Document each task. Ideally, you want to be able to pass tasks along to someone else, without being peppered with "how do I do it?" questions all day long. In order to have that happen, you need to do two things - document the tasks, and train the person who will be doing them. For each task, take some time to write down every single step that goes into making it happen. The idea here is to remove the guesswork, and the more detailed you are, the more likely it is that someone will be able to effectively do that task for you. Create a step-by-step process for each task, and the end result should be a documented set of steps that are so clear, someone with little to no previous knowledge of the task should be able to pick it up and do it without trouble. Once you've written a process down, set it aside for a day. When you return to it, make sure every step is clear, and that no steps are missing. Only then is it ready to be offloaded to someone else.

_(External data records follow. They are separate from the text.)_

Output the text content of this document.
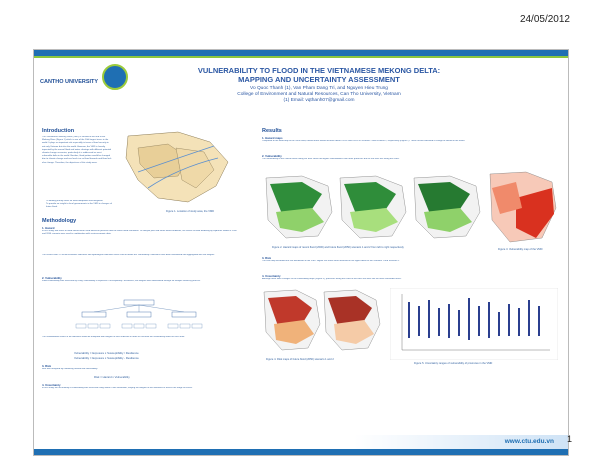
24/05/2012
CANTHO UNIVERSITY
VULNERABILITY TO FLOOD IN THE VIETNAMESE MEKONG DELTA:
MAPPING AND UNCERTAINTY ASSESSMENT
Vo Quoc Thanh (1), Van Pham Dang Tri, and Nguyen Hieu Trung
College of Environment and Natural Resources, Can Tho University, Vietnam
(1) Email: vqthanh07@gmail.com
Introduction
The Vietnamese Mekong Delta (VMD) is located at the end of the Mekong River (Figure 1) which is one of the 10th largest rivers in the world. It plays an important role especially in terms of food security in not only Vietnam but also the world. However, the VMD is heavily impacted by the annual flood and water shortage with different potential climate change scenarios; particularly it is addressed as most vulnerable delta in the world. Besides, flood pattern would be changed due to climate change and sea level rise so flood hazards and flood risk also change. Therefore, the objectives of this study were:
To identify priority areas for flood adaptation and mitigation.
To provide an insight to local governments in the VMD in changes of future flood.
Figure 1. Location of study area, the VMD
Methodology
1. Hazard
In this study, two levels of flood hazard were used based on previous and the future flood simulation. To analyze past and future flood conditions, the results of flood modeling by Hydraulic Model in 2000 and 2050 scenario were used in combination with socio-economic data.
The results from 12 social-economic indicators and hydrological indicators were used to define the Vulnerability. Indicators have been normalized and aggregated with the weights.
2. Vulnerability
Flood vulnerability was assessed by using Vulnerability = Exposure x Susceptibility / Resilience; the weights were determined through an analytic hierarchy process.
The standardized values of all indicators would be multiplied with weights of each indicator in order to calculate the vulnerability index for each area.
Vulnerability = Exposure x Susceptibility / Resilience
Vulnerability = Exposure x Susceptibility - Resilience
3. Risk
Risk was analyzed by combining hazard and vulnerability.
Risk = Hazard x Vulnerability
4. Uncertainty
In this study, the uncertainty of vulnerability was assessed using Monte Carlo simulation, varying the weights of the indicators to assess the range of results.
Results
1. Hazard maps
Compared to the flood map of the 2000 flood, hazard areas would increase about 5.63% and 0.85% in scenario 1 and scenario 2, respectively (Figure 2). These results indicated a change of hazard in the future.
2. Vulnerability
The vulnerability of the coastal areas along the East coast had higher vulnerabilities than other provinces due to sea level rise along the coast.
Figure 2. Hazard maps of recent flood (2000) and future flood (2050) scenario 1 and 2 from left to right respectively
Figure 3. Vulnerability map of the VMD
3. Risk
The Risk map illustrated the risk distribution in the VMD. Higher risk areas were observed in the upper delta for the Scenario 1 and Scenario 2.
4. Uncertainty
Although there were changes of the vulnerability maps (Figure 5), provinces along the coast of the East sea were still the most vulnerable areas.
Figure 4. Risk maps of future flood (2050) scenario 1 and 2
Figure 5. Uncertainty ranges of vulnerability of provinces in the VMD
www.ctu.edu.vn 1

Delegate effectively. Once you have created written processes for each of the tasks you'd like to take off your plate, then it's time to find people to delegate them to. You may choose to find one person to handle them all (perhaps a virtual assistant), or you may bring on an array of folks to help you (maybe a virtual assistant for some tasks, an in-person assistant for others, and an intern for the remainder). After you've brought on the right person or people to help you, make sure to take time to walk them through each of the tasks you've documented. Even though you've spent time writing the processes down, it's helpful to guide people through them, especially as they are getting started. For any tasks you've offloaded to someone else, you'll want to also set up a system so both you and they can keep track of what tasks have been delegated, who is responsible for each one, and the status of each. Without this, both you and they are liable to lose track of who's doing what, and when. Make a regular habit of going over these tasks with your delegatee(s) to keep everyone on the same page.
If you're used to doing everything yourself, I know the idea of giving away tasks to someone else can seem both liberating and terrifying. Being deliberate about delegating and creating documented systems and processes will help you and the person you're sharing tasks with to make the transition much easier, smoother, and more effective.